In this program, we open a new file at the file descriptor fd and we wish to make that file descriptor the same as standard out. The first step is to close standard out, and the duplicate the new fd to standard out. Now, whenever we print to standard out it will actually print to the file descriptor. Which is exactly what happens when we run the program:

#> ./hello_dup hello
#> cat hello
Hello World!

You might notice, that this is the same as standard output redirection in the shell using the > symbol, and, in fact, this is how the shell implements that redirection.

3.2 Setting up a pipeline

Finally, we have all the information we need to set up a basic pipeline between two process that uses the stdin/stdout mechanisms. The procedure is straightforward, we need a pipe and the read and write ends are duplicated to standard output and input of the processes that are communicating.

Let's consider doing this for the simple program which will set up a pipeline like so: parent | child. Here is such a program:

   int main(int argc, char * argv[]){

  int status;
  int pfd[2];
  pid_t cpid;
  char c;

  //open a pipe, pfd[0] for reading, pfd[1] for writing
  if ( pipe(pfd) < 0){
    perror("pipe");
    return 1;
  }

  //Setup a pipe between child 1 and child 2, like:
  // parent | child

  cpid = fork();

  if( cpid == 0 ){
    /* CHILD 1*/

    //close stdin
    close(0);

    //duplicate reading end to stdin
    dup2(pfd[0], 0);

    //close the writing end
    close(pfd[1]);

    //try and read 1 byte from stding and write stdout
    while( read(0, &c, 1) > 0){ //stdin now pipe!
      write(1, &c,1); //this is still stdout
    }

    exit(0);
  } else if ( cpid > 0){
    /* PARENT */

    //close stdout
    close(1);

    //duplicate writing end to stdout
    dup2(pfd[1], 1);

    //close reading end 
    close(pfd[0]);


    //read and read 1 byte from stdin, write byte to pipe
    while( read(0,&c,1) > 0){
      write(1, &c, 1);
    }

    //close the pipe and stdout
    close(pfd[1]);
    close(1);

    //wait for child
    wait(&status);

  }else{
    /* ERROR */
    perror("fork");
    return 1;
  }

  return 0;
}

First, a pipe is created before the fork. In the parent, standard out and the read end of the pipe are closed, and then the write end of the pipe is duplicated onto standard out. Whenever the parent writes to standard out, it is actually writing to the pipe. In the child, it similarly closes the write end of the pipe and standard in, and then duplicates the read end of the pipe to standard input. Now, whenver the child reads from standard input it is actually reading from the pipe, which the parent will write to.

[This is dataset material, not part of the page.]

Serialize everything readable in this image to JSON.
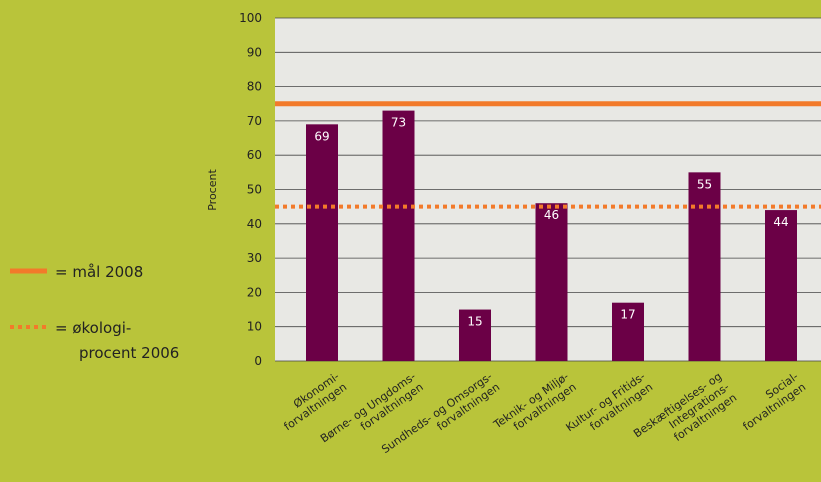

It's a pipeline! Not a very useful pipeline. The parent reads its data from standard input, sends it to the child through the pipe, which writes the data to standard output. It's a glorified cat program that requires two process, but a pipeline none the less. We can see that it is doing that by running it in the command line:

#> ./pipe_dup
hello
hello
^Z
[1]+  Stopped                 ./pipe_dup
#> ps -o pid,pgid,comm
  PID  PGID COMM
  418   418 bash
 4772  4772 emacs
 5188  5188 ./pipe_dup
 5189  5188 ./pipe_dup

The "hello" typed into the terminal was read by the parent, piped to the child, and then printed back to the terminal. If we stop the program and run ps, we can see that there are two processes running. It works! Now, the next step is implementing more complicated pipelines, which is a task for another lesson.